Encyclopaedia Islamica Foundation
- Abbreviation: BDE
- Formation: 1984; 42 years ago
- Founder: Ali Khamenei
- Type: Non-profit research organization
- Official language: Persian, Arabic, English, Urdu
- Main organ: High Counsil
- Website: https://rch.ac.ir/about

= Encyclopaedia Islamica Foundation =

Iranian research institute

The Encyclopaedia Islamica Foundation (بنیاد دائره المعارف اسلامی)(Bonyād-e Dāyerat-al-ma̒āref-e eslāmi ) is a public and non-governmental institution that was established in Tehran in 1983-1984 to undertake preparing and publishing Encyclopaedia of the world of Islam to deal issues related to Islam and the history, civilization and culture of Muslim countries, especially Iran, and in this way to consolidate and expand the ties and cultural relations of the Muslim people. It was established by the decision of Ali Khamenei during his presidency.

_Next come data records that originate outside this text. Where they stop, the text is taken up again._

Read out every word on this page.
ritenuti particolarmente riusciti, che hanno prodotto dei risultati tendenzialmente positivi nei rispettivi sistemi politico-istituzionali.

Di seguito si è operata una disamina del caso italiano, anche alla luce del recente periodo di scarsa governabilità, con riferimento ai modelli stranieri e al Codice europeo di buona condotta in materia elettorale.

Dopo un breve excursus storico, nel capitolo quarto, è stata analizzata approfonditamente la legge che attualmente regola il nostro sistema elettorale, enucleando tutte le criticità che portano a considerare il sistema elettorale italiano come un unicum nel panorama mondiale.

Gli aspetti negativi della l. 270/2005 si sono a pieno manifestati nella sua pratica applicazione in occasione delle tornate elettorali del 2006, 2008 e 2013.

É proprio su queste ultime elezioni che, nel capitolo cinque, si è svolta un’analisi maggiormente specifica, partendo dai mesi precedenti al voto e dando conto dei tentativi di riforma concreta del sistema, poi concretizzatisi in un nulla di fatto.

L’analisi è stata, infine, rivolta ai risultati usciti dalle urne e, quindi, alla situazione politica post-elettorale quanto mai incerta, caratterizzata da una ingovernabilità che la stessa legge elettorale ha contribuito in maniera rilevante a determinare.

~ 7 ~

The EncyclopaediaIslamica Foundation has published more than 75 books in Persian and English languages in addition to publishing 29 volumes of Encyclopaedia of the world of Islam and 12 volumes of its translation into Arabic under the title of دائرة معارف العالم الإسلاميّ. These activities take place in the structure of a research institute with more than 120 faculty members and a research library.